Bryant claims Operation Impact cops arrested her son Barbarito Lopez in July 2006 to fill arrest quotas and, after she went outside to see what was happening, assaulted her because they knew her as the mother of Carlos Lopez, who was killed by cops in 2003.

Perez told the Brooklyn Supreme Court jury that an officer in a unit with no arrest is more likely to get a poor performance rating than an officer with more arrests.

“Officers are told that the number of arrests is part of performance activity?” Bryant’s lawyer Seth Harris asked Perez.

“It’s one of many factors,” Perez replied.
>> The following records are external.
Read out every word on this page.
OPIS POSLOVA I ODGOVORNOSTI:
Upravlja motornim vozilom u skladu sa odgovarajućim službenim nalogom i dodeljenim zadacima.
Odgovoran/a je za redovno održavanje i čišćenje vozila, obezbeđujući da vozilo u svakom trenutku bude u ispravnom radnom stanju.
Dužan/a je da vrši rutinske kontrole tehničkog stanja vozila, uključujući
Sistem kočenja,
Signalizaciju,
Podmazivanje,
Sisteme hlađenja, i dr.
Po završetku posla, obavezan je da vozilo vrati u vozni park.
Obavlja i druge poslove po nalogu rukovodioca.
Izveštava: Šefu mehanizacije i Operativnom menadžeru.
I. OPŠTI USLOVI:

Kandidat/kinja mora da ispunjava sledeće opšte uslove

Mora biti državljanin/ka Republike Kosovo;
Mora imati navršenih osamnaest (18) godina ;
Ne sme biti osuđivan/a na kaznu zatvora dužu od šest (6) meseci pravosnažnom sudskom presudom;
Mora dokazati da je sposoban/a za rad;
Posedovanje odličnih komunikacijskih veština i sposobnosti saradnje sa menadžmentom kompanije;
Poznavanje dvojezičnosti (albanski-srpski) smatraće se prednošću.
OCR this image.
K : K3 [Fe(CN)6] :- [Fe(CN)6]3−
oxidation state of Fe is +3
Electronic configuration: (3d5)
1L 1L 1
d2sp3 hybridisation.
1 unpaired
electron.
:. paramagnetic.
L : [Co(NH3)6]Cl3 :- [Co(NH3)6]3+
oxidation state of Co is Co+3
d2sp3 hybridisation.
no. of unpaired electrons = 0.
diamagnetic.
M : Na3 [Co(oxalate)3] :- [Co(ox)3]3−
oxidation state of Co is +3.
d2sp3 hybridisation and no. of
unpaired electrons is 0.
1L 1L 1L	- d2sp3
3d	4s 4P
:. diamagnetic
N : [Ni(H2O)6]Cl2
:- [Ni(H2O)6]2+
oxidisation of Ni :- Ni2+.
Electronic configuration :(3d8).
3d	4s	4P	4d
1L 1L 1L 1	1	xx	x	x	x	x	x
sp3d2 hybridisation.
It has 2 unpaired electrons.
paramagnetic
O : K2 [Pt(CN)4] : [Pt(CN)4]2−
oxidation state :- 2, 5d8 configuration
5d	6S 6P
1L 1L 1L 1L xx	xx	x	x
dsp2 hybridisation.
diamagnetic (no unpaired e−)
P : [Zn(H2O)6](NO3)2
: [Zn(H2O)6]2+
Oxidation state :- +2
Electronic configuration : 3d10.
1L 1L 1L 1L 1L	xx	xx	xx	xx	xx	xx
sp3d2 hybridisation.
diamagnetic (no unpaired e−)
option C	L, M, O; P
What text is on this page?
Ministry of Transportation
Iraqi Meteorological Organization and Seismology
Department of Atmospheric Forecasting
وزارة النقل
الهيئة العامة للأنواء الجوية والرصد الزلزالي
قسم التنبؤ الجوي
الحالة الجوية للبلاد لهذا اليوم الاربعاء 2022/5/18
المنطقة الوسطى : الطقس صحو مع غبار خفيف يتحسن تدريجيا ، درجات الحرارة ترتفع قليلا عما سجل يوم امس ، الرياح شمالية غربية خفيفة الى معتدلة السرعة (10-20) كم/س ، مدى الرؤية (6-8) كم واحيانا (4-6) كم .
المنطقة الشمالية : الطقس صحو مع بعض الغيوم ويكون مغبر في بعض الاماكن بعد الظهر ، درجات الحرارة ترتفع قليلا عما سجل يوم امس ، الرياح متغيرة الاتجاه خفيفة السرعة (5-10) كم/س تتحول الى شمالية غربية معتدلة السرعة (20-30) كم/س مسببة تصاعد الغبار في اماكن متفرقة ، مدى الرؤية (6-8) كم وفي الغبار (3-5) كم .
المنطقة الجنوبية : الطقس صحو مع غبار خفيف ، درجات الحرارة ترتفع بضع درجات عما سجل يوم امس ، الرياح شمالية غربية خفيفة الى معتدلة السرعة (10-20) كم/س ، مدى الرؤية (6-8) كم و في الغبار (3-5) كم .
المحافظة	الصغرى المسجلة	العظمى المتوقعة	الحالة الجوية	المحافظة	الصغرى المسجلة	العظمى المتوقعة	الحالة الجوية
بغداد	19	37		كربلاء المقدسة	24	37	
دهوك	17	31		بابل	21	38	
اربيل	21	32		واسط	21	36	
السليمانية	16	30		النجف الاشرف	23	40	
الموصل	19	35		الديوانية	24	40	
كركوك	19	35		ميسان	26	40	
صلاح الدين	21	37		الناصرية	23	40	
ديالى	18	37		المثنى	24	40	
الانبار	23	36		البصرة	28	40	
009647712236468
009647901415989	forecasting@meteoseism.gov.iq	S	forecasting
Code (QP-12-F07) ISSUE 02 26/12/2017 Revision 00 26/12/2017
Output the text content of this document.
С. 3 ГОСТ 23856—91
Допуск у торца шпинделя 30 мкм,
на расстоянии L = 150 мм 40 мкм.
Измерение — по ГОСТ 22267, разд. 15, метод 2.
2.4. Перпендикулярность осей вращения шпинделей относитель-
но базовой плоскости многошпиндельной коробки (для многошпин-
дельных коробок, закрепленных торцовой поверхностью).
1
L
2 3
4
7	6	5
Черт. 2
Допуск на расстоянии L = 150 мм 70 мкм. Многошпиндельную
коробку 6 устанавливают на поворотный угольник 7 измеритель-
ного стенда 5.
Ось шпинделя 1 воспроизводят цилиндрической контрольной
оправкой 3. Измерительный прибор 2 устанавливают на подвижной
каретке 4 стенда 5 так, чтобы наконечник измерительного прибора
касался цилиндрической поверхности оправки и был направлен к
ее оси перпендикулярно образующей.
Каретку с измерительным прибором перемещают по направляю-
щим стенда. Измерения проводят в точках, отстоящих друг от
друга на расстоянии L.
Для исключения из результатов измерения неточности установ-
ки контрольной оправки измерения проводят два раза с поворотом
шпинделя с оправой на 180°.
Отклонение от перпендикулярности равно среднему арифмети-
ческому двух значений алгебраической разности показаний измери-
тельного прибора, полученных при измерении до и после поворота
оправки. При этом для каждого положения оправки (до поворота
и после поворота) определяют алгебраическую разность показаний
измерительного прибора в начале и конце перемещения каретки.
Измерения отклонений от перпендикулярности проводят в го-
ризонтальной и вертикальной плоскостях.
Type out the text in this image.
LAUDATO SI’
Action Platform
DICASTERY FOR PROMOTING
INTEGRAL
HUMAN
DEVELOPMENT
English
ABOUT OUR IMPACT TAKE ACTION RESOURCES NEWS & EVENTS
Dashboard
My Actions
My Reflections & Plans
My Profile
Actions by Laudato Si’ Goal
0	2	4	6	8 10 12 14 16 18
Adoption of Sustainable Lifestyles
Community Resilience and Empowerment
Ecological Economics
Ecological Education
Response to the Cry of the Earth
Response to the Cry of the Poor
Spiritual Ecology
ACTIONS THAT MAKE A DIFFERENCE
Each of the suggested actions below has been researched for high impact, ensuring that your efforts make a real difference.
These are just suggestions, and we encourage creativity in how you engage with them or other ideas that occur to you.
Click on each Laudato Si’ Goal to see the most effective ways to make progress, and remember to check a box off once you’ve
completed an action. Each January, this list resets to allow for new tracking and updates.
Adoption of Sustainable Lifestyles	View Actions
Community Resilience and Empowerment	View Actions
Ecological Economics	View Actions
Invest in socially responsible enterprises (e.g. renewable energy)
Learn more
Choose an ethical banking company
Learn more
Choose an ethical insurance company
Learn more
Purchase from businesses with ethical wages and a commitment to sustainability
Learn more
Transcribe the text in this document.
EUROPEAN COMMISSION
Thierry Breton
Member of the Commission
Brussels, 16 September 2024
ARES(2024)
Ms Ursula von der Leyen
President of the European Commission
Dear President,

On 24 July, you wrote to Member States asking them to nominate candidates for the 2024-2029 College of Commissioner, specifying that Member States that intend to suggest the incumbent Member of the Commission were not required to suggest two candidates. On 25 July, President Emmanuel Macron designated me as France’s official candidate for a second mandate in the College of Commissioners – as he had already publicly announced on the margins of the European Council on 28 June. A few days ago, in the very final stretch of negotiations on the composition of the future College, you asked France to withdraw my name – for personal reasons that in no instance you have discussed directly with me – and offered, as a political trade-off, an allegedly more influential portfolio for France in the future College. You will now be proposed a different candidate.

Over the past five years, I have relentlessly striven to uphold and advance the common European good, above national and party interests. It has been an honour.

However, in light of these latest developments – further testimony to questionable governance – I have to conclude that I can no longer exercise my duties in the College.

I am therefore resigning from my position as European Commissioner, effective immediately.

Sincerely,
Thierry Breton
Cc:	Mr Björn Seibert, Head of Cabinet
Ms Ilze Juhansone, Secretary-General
“They are told they’re expected to make arrests?”

“Yes.”

Earlier, Harris asked Perez whether officers not making any arrests would “incur the wrath” of supervisors.

“I don’t know if wrath is the right word,” Perez said, “They would draw the attention of a supervising officer.”

Bryant, whose resisting arrest and obstructing governmental administration charges were dismissed, testified that she has suffered neck and knee pain since the incident.

Drug charges against her son were dropped and he pleaded guilty to disorderly conduct.

Outside court, Harris said, “I look forward to the jury deciding the quota issue once and for all.”